Could someone familiar with Grabert's work explain the method to derive this particular projector in Grabert's formalism? Thanks.

[1] H. Grabert: Projection Operator Techniques in Nonequilibrium Statistical Mechanics

[2] H. Mori: Transport, Collective Motion, and Brownian Motion; Prog. Theor. PHys. 33,p. 423

[3] P. Mazur, I. Oppenheim: A molecular theory of Brownian motion; Physica 50,2,p.241

[4] R. Zwanzig: Problems in nonlinear transport theory; in Systems Far from Equilibrium / Lecture Notes in Physics Vol. 132, p. 198

[5] Grabert et al.: Microdynamics and nonlinear stochastic processes of gross variables; J. Stat. Phys. 22,5,p.537
 

Answer 1

Prof. Grabert was so kind to point out the derivation.

The relevant probability density of eq. 4.1.10

\(\bar{\rho}(\Gamma,t)=\rho_\beta(\Gamma)\int d\alpha\ \frac{p(\alpha)}{p_\beta(\alpha)}\Psi_\alpha(\Gamma)\)

is linear in the "mean values" \(p(\alpha)\).

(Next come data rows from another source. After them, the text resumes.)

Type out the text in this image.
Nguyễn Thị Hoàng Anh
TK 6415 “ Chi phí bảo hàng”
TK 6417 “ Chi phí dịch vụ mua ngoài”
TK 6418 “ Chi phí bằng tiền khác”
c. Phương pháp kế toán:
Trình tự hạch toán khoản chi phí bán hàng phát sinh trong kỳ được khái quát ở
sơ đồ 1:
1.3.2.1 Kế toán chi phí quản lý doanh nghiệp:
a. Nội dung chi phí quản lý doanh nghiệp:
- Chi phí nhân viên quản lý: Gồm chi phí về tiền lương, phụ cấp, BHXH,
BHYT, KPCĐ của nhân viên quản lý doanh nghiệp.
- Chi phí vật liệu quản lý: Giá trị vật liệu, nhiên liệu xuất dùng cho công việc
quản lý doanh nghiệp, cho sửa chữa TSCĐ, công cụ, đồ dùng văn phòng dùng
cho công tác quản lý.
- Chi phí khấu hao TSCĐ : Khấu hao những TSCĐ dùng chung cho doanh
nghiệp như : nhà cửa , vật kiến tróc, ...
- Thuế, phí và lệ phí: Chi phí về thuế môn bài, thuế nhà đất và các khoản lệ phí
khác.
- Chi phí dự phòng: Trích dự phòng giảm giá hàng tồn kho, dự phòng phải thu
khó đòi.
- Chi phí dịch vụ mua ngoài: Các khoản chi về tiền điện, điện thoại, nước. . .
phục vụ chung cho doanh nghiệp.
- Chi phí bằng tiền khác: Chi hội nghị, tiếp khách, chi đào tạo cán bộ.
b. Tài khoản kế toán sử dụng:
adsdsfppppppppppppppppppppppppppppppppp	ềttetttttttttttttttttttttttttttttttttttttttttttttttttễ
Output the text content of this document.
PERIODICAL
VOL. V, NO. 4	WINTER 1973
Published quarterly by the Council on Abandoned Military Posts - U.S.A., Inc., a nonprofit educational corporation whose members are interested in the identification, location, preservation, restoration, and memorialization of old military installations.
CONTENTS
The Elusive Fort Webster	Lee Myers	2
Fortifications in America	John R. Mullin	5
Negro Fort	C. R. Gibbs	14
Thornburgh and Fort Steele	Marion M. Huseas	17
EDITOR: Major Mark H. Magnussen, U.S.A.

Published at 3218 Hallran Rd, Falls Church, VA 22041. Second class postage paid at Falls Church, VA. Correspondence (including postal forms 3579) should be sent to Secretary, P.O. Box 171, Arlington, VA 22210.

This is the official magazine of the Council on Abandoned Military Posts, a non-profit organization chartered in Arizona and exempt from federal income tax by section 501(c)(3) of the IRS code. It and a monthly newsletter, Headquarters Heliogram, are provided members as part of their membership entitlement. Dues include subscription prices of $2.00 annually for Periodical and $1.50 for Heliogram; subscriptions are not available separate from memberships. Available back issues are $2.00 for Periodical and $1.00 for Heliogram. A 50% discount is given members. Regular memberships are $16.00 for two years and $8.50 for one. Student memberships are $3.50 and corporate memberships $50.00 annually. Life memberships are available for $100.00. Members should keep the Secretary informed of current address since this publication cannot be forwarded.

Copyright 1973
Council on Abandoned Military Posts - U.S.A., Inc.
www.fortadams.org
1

Going back to the original definition of the Grabert projection operator

\(\mathbf{P}[a]F=\rm{tr}\{\bar{\rho}F\}+\sum_i(A_i-a_i)\rm{tr}\{(\partial_i\bar{\rho})F\}\),

the projection operator simplifies to

\(\mathbf{P}[a]F=\sum_iA_i\rm{tr}\{\frac{\partial\bar{\rho}}{\partial a_i}F\}\),

because the relevant probability density satisfies

\(\bar{\rho}=\sum_ia_i\frac{\partial\bar{\rho}}{\partial a_i}\)

due to its linearity in the mean values.

\(\frac{\partial\bar{\rho}}{\partial a_i}\) is in our case the variational derivative with respect to \(p(\alpha)\) and therefore equal to

\(\rho_\beta(\Gamma)\frac{1}{p_\beta(\alpha)}\Psi_\alpha(\Gamma)\).

It remains to convert the particular projection operator above to the relevant variables used (i.e. \(A_i\rightarrow \Psi_\alpha(\Gamma), a_i\rightarrow p(\alpha),\sum_i \rightarrow\int d\alpha,\) and the Zwanzig/GHT-projector follows.